Frank wakes up in an enclosed clinic and apparently healed from various injuries. The doctor who nursed him back to health, Sarah Fallsburg, comes in and states she locked Frank in a room to protect his supply of clean air. Angel reports back to her brother, who continue to muse about what to do with her egg. They see phantoms of prior soldiers and shadowy fish, looking on with fear. Back on earth, Frank and Sarah share a cordial toast. Frank heads out of the room to play her a song on the piano. Sarah is reminded of her life before the apocalypse and sees the angel walking near the ruins. Angel interprets the song as a call to her and falls into a trance. Coming out of it, she muses more on her status and how the song affected her. Frank cuts off the song after noticing Sarah leave his gaze. Sarah states she was only wistful and the two head to bed. The angel also heads to rest after a long day as well.

Jonathan takes the egg from her as she rests.
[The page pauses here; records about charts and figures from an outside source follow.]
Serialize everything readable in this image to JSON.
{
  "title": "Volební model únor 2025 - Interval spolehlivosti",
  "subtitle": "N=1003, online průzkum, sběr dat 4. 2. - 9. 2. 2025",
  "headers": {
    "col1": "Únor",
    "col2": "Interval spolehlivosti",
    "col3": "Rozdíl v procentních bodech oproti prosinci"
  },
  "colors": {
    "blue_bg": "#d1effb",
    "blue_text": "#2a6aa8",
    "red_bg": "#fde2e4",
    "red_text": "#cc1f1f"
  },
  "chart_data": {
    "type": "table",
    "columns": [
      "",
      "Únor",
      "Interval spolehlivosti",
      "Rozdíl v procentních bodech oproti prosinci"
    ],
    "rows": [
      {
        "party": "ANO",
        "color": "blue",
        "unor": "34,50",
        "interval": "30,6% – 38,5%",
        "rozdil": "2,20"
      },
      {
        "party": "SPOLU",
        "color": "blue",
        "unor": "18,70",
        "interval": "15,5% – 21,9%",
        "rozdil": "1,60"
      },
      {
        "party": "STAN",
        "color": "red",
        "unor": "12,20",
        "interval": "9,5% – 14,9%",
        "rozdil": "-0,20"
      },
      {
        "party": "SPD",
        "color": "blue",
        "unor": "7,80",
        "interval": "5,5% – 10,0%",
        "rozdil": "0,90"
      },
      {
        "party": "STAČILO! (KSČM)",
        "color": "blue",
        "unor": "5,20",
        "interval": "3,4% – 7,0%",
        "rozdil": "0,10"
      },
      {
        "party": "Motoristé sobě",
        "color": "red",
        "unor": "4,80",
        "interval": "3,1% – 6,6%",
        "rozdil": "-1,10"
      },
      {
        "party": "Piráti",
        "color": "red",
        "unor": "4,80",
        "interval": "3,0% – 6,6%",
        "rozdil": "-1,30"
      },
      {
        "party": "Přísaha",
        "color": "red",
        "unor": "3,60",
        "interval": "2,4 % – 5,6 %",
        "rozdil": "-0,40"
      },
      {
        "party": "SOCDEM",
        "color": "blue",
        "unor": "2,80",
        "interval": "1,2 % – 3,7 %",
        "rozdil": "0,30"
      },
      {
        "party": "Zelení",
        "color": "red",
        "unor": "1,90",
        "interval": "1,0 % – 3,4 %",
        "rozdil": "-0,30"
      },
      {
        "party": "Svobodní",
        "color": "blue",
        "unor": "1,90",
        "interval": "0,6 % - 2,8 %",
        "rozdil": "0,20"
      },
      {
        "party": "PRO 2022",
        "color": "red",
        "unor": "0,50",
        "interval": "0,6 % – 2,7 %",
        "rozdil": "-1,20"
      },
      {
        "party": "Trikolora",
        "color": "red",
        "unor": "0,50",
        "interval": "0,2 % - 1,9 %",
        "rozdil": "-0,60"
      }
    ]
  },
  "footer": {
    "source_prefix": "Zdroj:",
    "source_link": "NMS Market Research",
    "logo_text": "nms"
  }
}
Missing her egg, the angel screams loud enough to wake up Frank from a night's sleep. The angel blames herself for losing the egg and heads to Jonathan to apologize. Jonathan decides to be lenient on his sister and gives her back the egg. Frank heads out to find the angel and she rushes to him. Finally catching up, the angel explains to Frank some of her true nature and hands him the egg. Frank lightheartedly accepts her story and takes the egg back with him to the ruins. Sarah finds Frank holding the angel's egg and they both stare at it with intrigue. In the angel's world, Jonathan says goodbye to the angel. He urges her to head on her own way and take flight, as she then jumps off cliff. She falls deep into a dark river and drowns, but her last breath births more eggs. The angel's narration remarks on Jonathan continuing to stand guard on an isolated shore.

The film ends with an angel's feather reaching Frank and Sarah. The egg activates its power and makes their air breathable once more. A new angel is being incubated in an egg, with an identical form to the old one.

== Cast ==

- Tony Markes as Frank
- Rainbow Dolan as Angel (live action)
  - Katie Leigh as Angel (voice, animation) (corresponds to Girl in Angel's Egg)
- Ian Ruskin as Jonathan (voice, animation) (corresponds to Boy in Angel's Egg)
- Filiz Tully as Dr. Sarah Fallsburg
- Kenneth McCabe as Goose
- Kurtiss J. Tews as Psycho soldier
- Edward Holm as Soldier corpse 1
- Bryan Ellenburg as Soldier corpse 2 (as "Brian Ellenburg")
- Mike Hickam as Officer corpse

== Production ==
In the Aftermath was shot on a low budget, and used live-action segments in order to pair it with footage from Angel's Egg, which the studio acquired in a distribution bundle, and ended up paying very little for the rights to. Neither director Colpaert nor producer Tom Dugan understood the original film, calling it "incomprehensible," and opted to shoot live-action segments in order for it to make more sense to audiences.

The cast and crew working on the live-action segments had no idea how their footage would be cut, and were given very little direction. In addition to dubbing over the angel in the animated segments, Katie Leigh dubbed over the dialog of Rainbow Dolan, who portrayed the angel in the live-action segments. Edward Holm and Bryan Ellenburg were both production assistants and on-screen extras.

The live-action portions of the film were shot at the abandoned Kaiser Steel mill in Fontana, California. The footage from Angel's Egg is used to portray the angel's home world, with some portions edited over the live action footage to represent the angel's true form. The angel's live-action costume and all the weapons were designed to mimic similar ones in the cartoon. The song Frank plays on the piano is called "Carnavalito Tango" by Horatio Moscovici.

== Release ==
The film was initially released in North America on VHS by New World Video on February 24, 1988. A VHS release in the United Kingdom followed in December, 1988. In the Aftermath also had a limited theatrical run in Australia in 1988. Code Red released the film on region 1 DVD on December 5, 2017.

In 2019, In the Aftermath was released on Blu-ray with a new 2K scan by Arrow Video.